With growth slowing and price pressures easing, there is likelihood of the Reserve Bank of India’s (RBI’s) Monetary Policy Committee (MPC) cutting the policy rate for the third successive time in June, said a commentary associated with PMI.
PMI for manufacturing declined from 52.6 in March to 51.8 in April. In PMI parlance, a print above 50 means expansion, while a score below that denotes contraction.
The job situation did not improve much as a majority of companies did not go for additional hiring. The April PMI data indicated that softer increase in new orders restricted growth of output, employment and business sentiment.
“Although remaining inside expansion territory, growth continued to soften and the fact that employment increased at the weakest pace for over a year suggests that producers are hardly gearing up for a rebound,” said Pollyanna De Lima, Principal Economist at IHS Markit and the author of the report.

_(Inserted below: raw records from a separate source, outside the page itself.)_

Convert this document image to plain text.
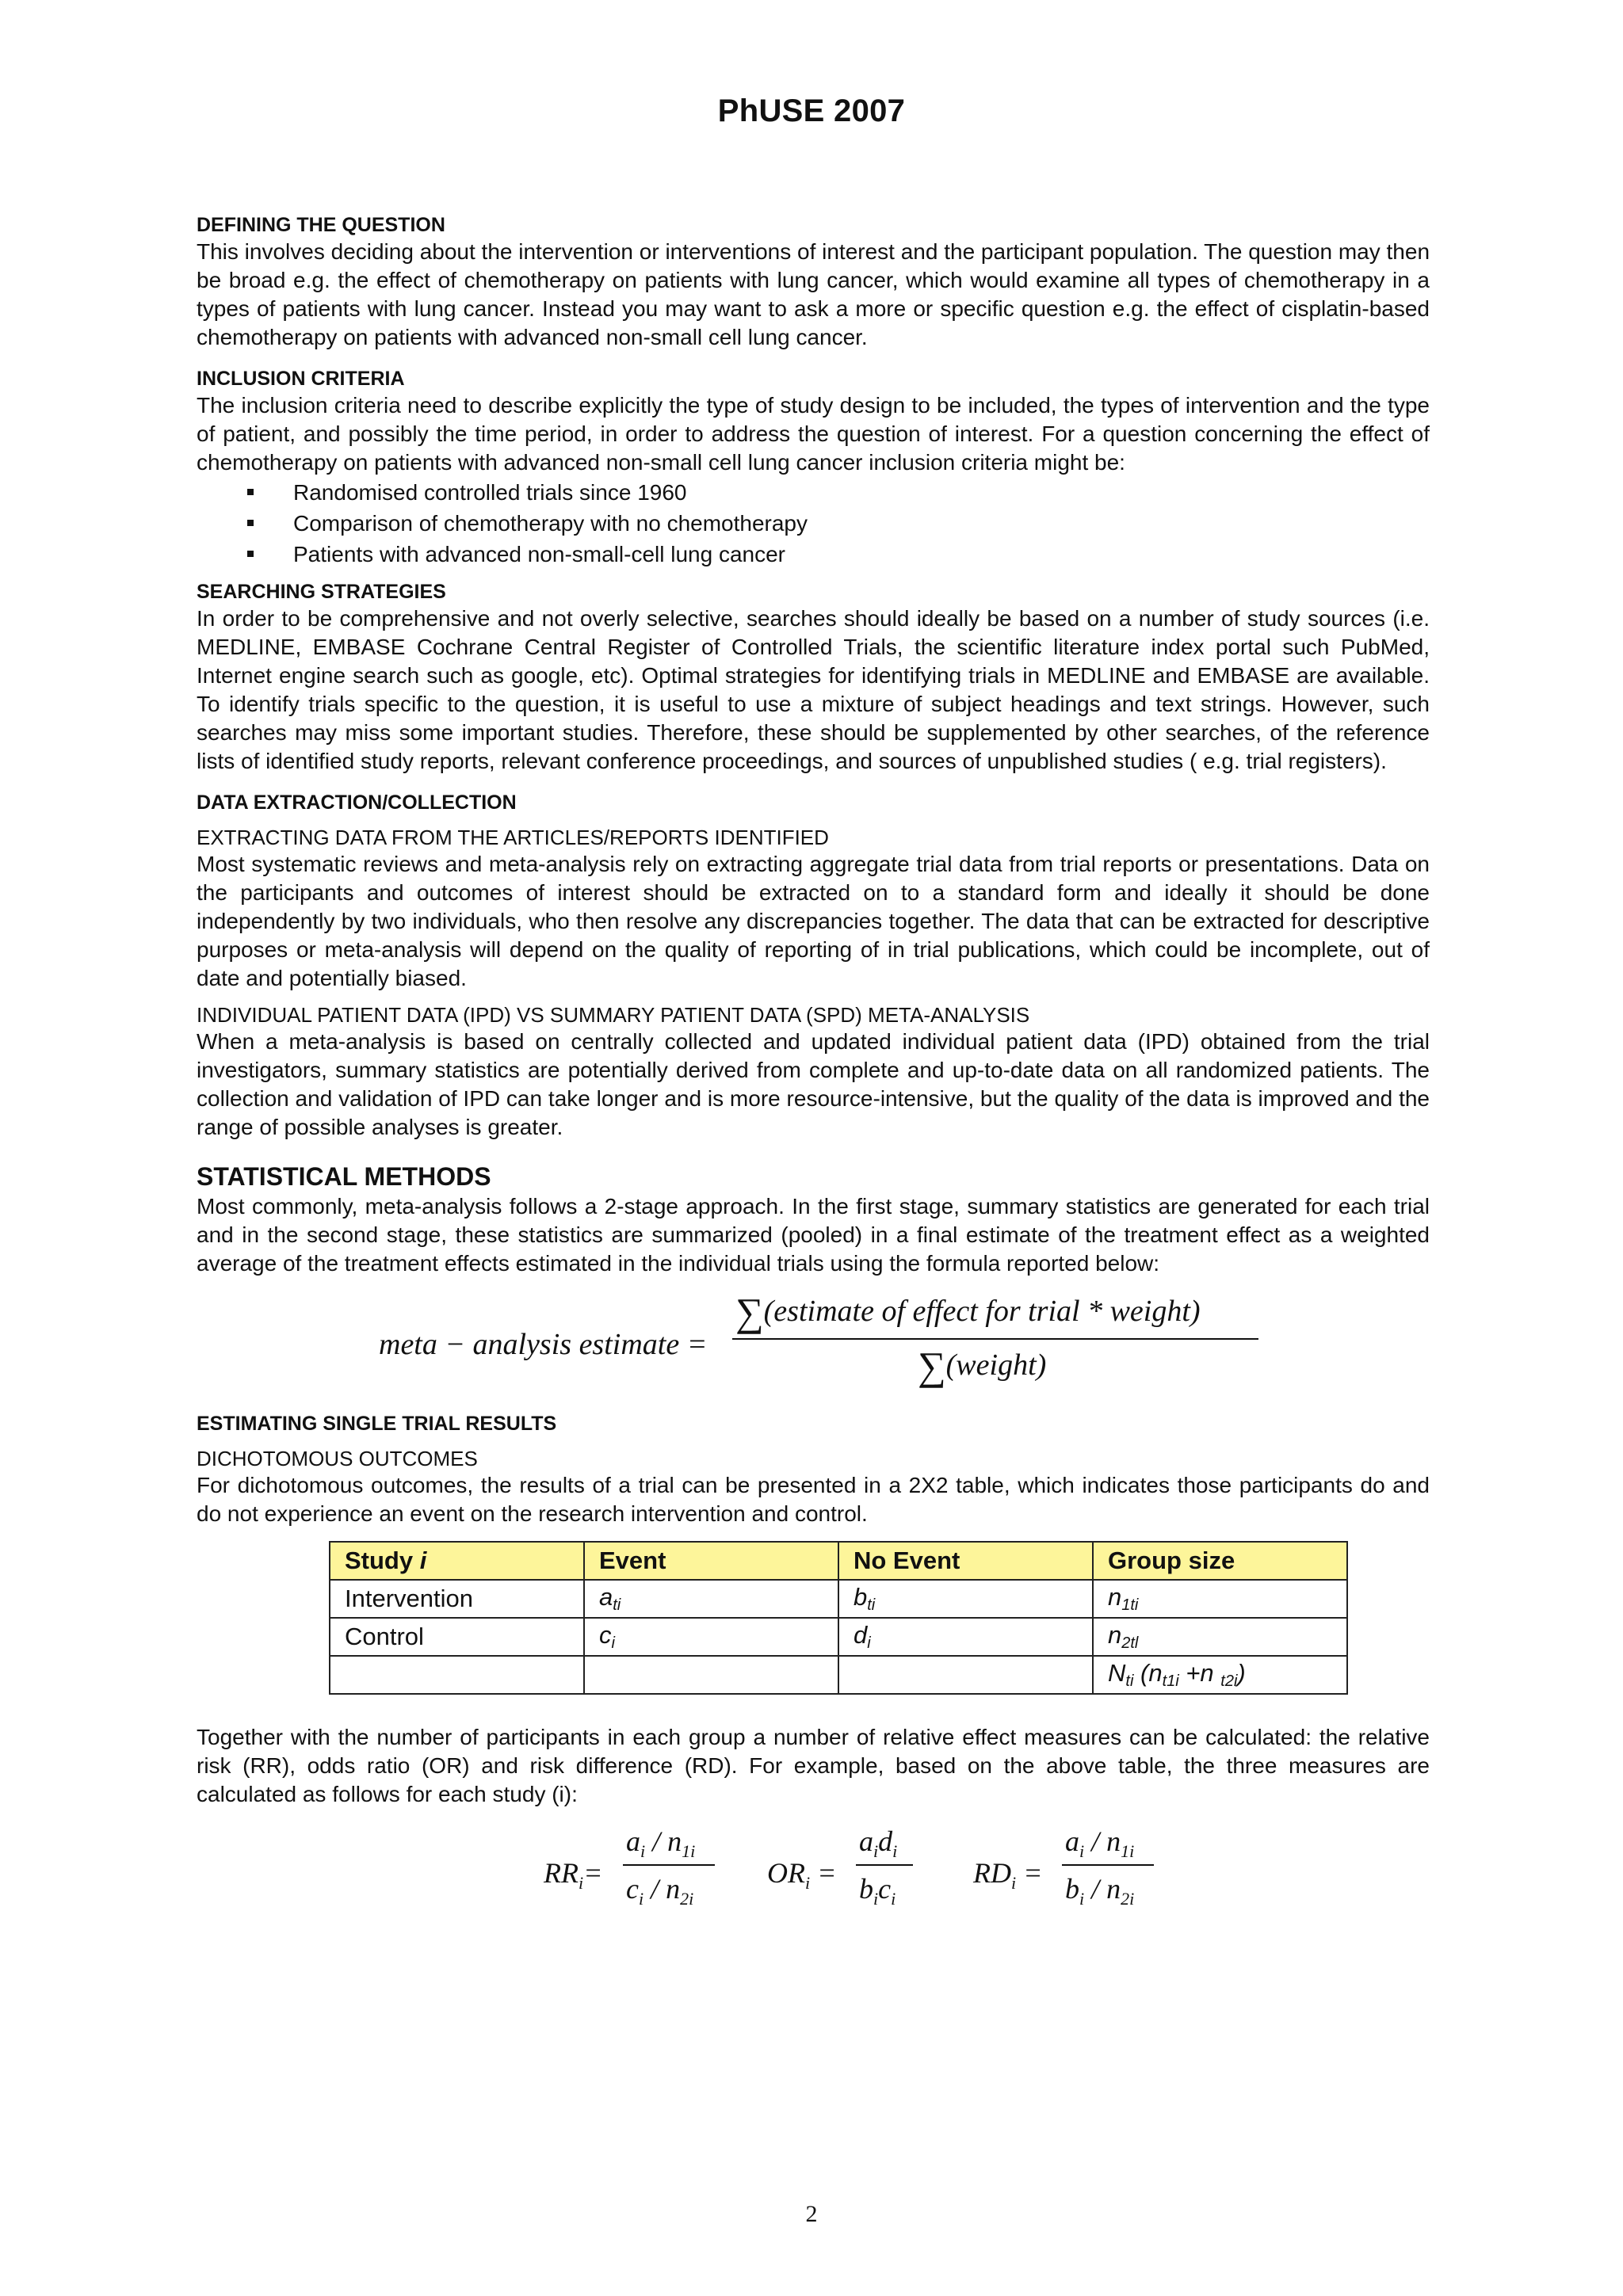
PhUSE 2007
DEFINING THE QUESTION

This involves deciding about the intervention or interventions of interest and the participant population. The question may then be broad e.g. the effect of chemotherapy on patients with lung cancer, which would examine all types of chemotherapy in a types of patients with lung cancer. Instead you may want to ask a more or specific question e.g. the effect of cisplatin-based chemotherapy on patients with advanced non-small cell lung cancer.

INCLUSION CRITERIA

The inclusion criteria need to describe explicitly the type of study design to be included, the types of intervention and the type of patient, and possibly the time period, in order to address the question of interest. For a question concerning the effect of chemotherapy on patients with advanced non-small cell lung cancer inclusion criteria might be:

Randomised controlled trials since 1960
Comparison of chemotherapy with no chemotherapy
Patients with advanced non-small-cell lung cancer
SEARCHING STRATEGIES

In order to be comprehensive and not overly selective, searches should ideally be based on a number of study sources (i.e. MEDLINE, EMBASE Cochrane Central Register of Controlled Trials, the scientific literature index portal such PubMed, Internet engine search such as google, etc). Optimal strategies for identifying trials in MEDLINE and EMBASE are available. To identify trials specific to the question, it is useful to use a mixture of subject headings and text strings. However, such searches may miss some important studies. Therefore, these should be supplemented by other searches, of the reference lists of identified study reports, relevant conference proceedings, and sources of unpublished studies ( e.g. trial registers).

DATA EXTRACTION/COLLECTION
EXTRACTING DATA FROM THE ARTICLES/REPORTS IDENTIFIED

Most systematic reviews and meta-analysis rely on extracting aggregate trial data from trial reports or presentations. Data on the participants and outcomes of interest should be extracted on to a standard form and ideally it should be done independently by two individuals, who then resolve any discrepancies together. The data that can be extracted for descriptive purposes or meta-analysis will depend on the quality of reporting of in trial publications, which could be incomplete, out of date and potentially biased.

INDIVIDUAL PATIENT DATA (IPD) VS SUMMARY PATIENT DATA (SPD) META-ANALYSIS

When a meta-analysis is based on centrally collected and updated individual patient data (IPD) obtained from the trial investigators, summary statistics are potentially derived from complete and up-to-date data on all randomized patients. The collection and validation of IPD can take longer and is more resource-intensive, but the quality of the data is improved and the range of possible analyses is greater.

STATISTICAL METHODS

Most commonly, meta-analysis follows a 2-stage approach. In the first stage, summary statistics are generated for each trial and in the second stage, these statistics are summarized (pooled) in a final estimate of the treatment effect as a weighted average of the treatment effects estimated in the individual trials using the formula reported below:

meta − analysis estimate =
∑(estimate of effect for trial * weight)
∑(weight)
ESTIMATING SINGLE TRIAL RESULTS
DICHOTOMOUS OUTCOMES

For dichotomous outcomes, the results of a trial can be presented in a 2X2 table, which indicates those participants do and do not experience an event on the research intervention and control.

Study i	Event	No Event	Group size
Intervention	$a_{ti}$	$b_{ti}$	$n_{1ti}$
Control	$c_i$	$d_i$	$n_{2tl}$
			$N_{ti}$ ($n_{t1i} +n$ $_{t2i}$)

Together with the number of participants in each group a number of relative effect measures can be calculated: the relative risk (RR), odds ratio (OR) and risk difference (RD). For example, based on the above table, the three measures are calculated as follows for each study (i):

$RR_i=$
$a_i / n_{1i}$
$c_i / n_{2i}$
$OR_i$ =
$a_id_i$
$b_ic_i$
$RD_i$ =
$a_i / n_{1i}$
$b_i / n_{2i}$
2
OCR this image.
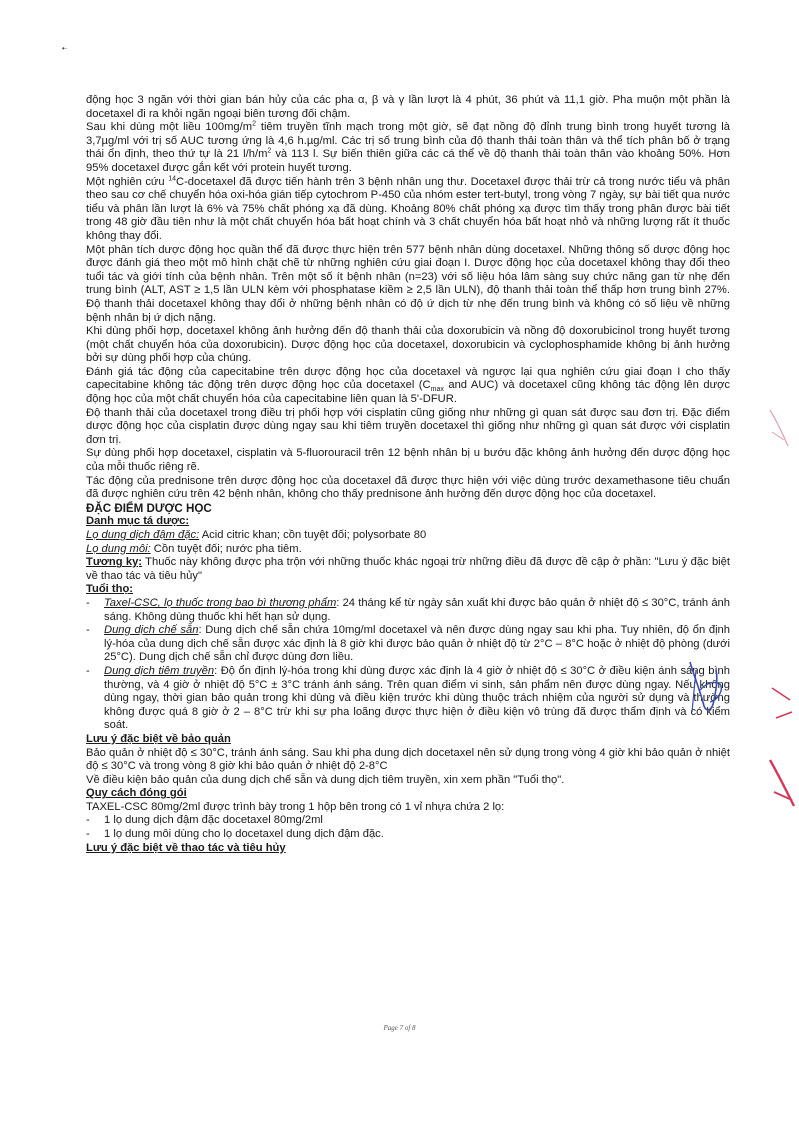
•·

động học 3 ngăn với thời gian bán hủy của các pha α, β và γ lần lượt là 4 phút, 36 phút và 11,1 giờ. Pha muộn một phần là docetaxel đi ra khỏi ngăn ngoại biên tương đối chậm.

Sau khi dùng một liều $100mg/m^2$ tiêm truyền tĩnh mạch trong một giờ, sẽ đạt nồng độ đỉnh trung bình trong huyết tương là 3,7µg/ml với trị số AUC tương ứng là 4,6 h.µg/ml. Các trị số trung bình của độ thanh thải toàn thân và thể tích phân bố ở trạng thái ổn định, theo thứ tự là 21 $l/h/m^2$ và 113 l. Sự biến thiên giữa các cá thể về độ thanh thải toàn thân vào khoảng 50%. Hơn 95% docetaxel được gắn kết với protein huyết tương.

Một nghiên cứu $^{14}$C-docetaxel đã được tiến hành trên 3 bệnh nhân ung thư. Docetaxel được thải trừ cả trong nước tiểu và phân theo sau cơ chế chuyển hóa oxi-hóa gián tiếp cytochrom P-450 của nhóm ester tert-butyl, trong vòng 7 ngày, sự bài tiết qua nước tiểu và phân lần lượt là 6% và 75% chất phóng xạ đã dùng. Khoảng 80% chất phóng xạ được tìm thấy trong phân được bài tiết trong 48 giờ đầu tiên như là một chất chuyển hóa bất hoạt chính và 3 chất chuyển hóa bất hoạt nhỏ và những lượng rất ít thuốc không thay đổi.

Một phân tích dược động học quần thể đã được thực hiện trên 577 bệnh nhân dùng docetaxel. Những thông số dược động học được đánh giá theo một mô hình chặt chẽ từ những nghiên cứu giai đoạn I. Dược động học của docetaxel không thay đổi theo tuổi tác và giới tính của bệnh nhân. Trên một số ít bệnh nhân (n=23) với số liệu hóa lâm sàng suy chức năng gan từ nhẹ đến trung bình (ALT, AST ≥ 1,5 lần ULN kèm với phosphatase kiềm ≥ 2,5 lần ULN), độ thanh thải toàn thể thấp hơn trung bình 27%. Độ thanh thải docetaxel không thay đổi ở những bệnh nhân có độ ứ dịch từ nhẹ đến trung bình và không có số liệu về những bệnh nhân bị ứ dịch nặng.

Khi dùng phối hợp, docetaxel không ảnh hưởng đến độ thanh thải của doxorubicin và nồng độ doxorubicinol trong huyết tương (một chất chuyển hóa của doxorubicin). Dược động học của docetaxel, doxorubicin và cyclophosphamide không bị ảnh hưởng bởi sự dùng phối hợp của chúng.

Đánh giá tác động của capecitabine trên dược động học của docetaxel và ngược lại qua nghiên cứu giai đoạn I cho thấy capecitabine không tác động trên dược động học của docetaxel ($C_{max}$ and AUC) và docetaxel cũng không tác động lên dược động học của một chất chuyển hóa của capecitabine liên quan là 5'-DFUR.

Độ thanh thải của docetaxel trong điều trị phối hợp với cisplatin cũng giống như những gì quan sát được sau đơn trị. Đặc điểm dược động học của cisplatin được dùng ngay sau khi tiêm truyền docetaxel thì giống như những gì quan sát được với cisplatin đơn trị.

Sự dùng phối hợp docetaxel, cisplatin và 5-fluorouracil trên 12 bệnh nhân bị u bướu đặc không ảnh hưởng đến dược động học của mỗi thuốc riêng rẽ.

Tác động của prednisone trên dược động học của docetaxel đã được thực hiện với việc dùng trước dexamethasone tiêu chuẩn đã được nghiên cứu trên 42 bệnh nhân, không cho thấy prednisone ảnh hưởng đến dược động học của docetaxel.

ĐẶC ĐIỂM DƯỢC HỌC

Danh mục tá dược:

Lọ dung dịch đậm đặc: Acid citric khan; cồn tuyệt đối; polysorbate 80

Lọ dung môi: Cồn tuyệt đối; nước pha tiêm.

Tương kỵ: Thuốc này không được pha trộn với những thuốc khác ngoại trừ những điều đã được đề cập ở phần: "Lưu ý đặc biệt về thao tác và tiêu hủy"

Tuổi thọ:

-	Taxel-CSC, lọ thuốc trong bao bì thương phẩm: 24 tháng kể từ ngày sản xuất khi được bảo quản ở nhiệt độ ≤ 30°C, tránh ánh sáng. Không dùng thuốc khi hết hạn sử dụng.
-	Dung dịch chế sẵn: Dung dịch chế sẵn chứa 10mg/ml docetaxel và nên được dùng ngay sau khi pha. Tuy nhiên, độ ổn định lý-hóa của dung dịch chế sẵn được xác định là 8 giờ khi được bảo quản ở nhiệt độ từ 2°C – 8°C hoặc ở nhiệt độ phòng (dưới 25°C). Dung dịch chế sẵn chỉ được dùng đơn liều.
-	Dung dịch tiêm truyền: Độ ổn định lý-hóa trong khi dùng được xác định là 4 giờ ở nhiệt độ ≤ 30°C ở điều kiện ánh sáng bình thường, và 4 giờ ở nhiệt độ 5°C ± 3°C tránh ánh sáng. Trên quan điểm vi sinh, sản phẩm nên được dùng ngay. Nếu không dùng ngay, thời gian bảo quản trong khi dùng và điều kiện trước khi dùng thuộc trách nhiệm của người sử dụng và thường không được quá 8 giờ ở 2 – 8°C trừ khi sự pha loãng được thực hiện ở điều kiện vô trùng đã được thẩm định và có kiểm soát.

Lưu ý đặc biệt về bảo quản

Bảo quản ở nhiệt độ ≤ 30°C, tránh ánh sáng. Sau khi pha dung dịch docetaxel nên sử dụng trong vòng 4 giờ khi bảo quản ở nhiệt độ ≤ 30°C và trong vòng 8 giờ khi bảo quản ở nhiệt độ 2-8°C

Về điều kiện bảo quản của dung dịch chế sẵn và dung dịch tiêm truyền, xin xem phần "Tuổi thọ".

Quy cách đóng gói

TAXEL-CSC 80mg/2ml được trình bày trong 1 hộp bên trong có 1 vỉ nhựa chứa 2 lọ:

-	1 lọ dung dịch đậm đặc docetaxel 80mg/2ml
-	1 lọ dung môi dùng cho lọ docetaxel dung dịch đậm đặc.

Lưu ý đặc biệt về thao tác và tiêu hủy

Page 7 of 8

When looking at reasons provided by surveyed companies for the slowdown, disruptions because of the elections was a key theme, Lima said, adding that “firms also seem to have adopted a wait-and-see approach on their plans until public policies become clearer upon the formation of a government”.
On the prices front, input cost inflation eased to a 43-month low while the rate of output inflation was marginal and below its long-run average. “With price pressures in the manufacturing economy cooling and growth losing momentum, it’s increasingly likely that the RBI may cut its official rate for a third successive time in June,” Lima said. The next meeting of the MPC is scheduled for June 3-6.
Amid reports of sufficient workforce numbers to cope with existing workload, a vast majority of companies withheld hiring in April.
Aggregate manufacturing employment rose but only fractionally and to the weakest extent in the current 13-month sequence of job creation.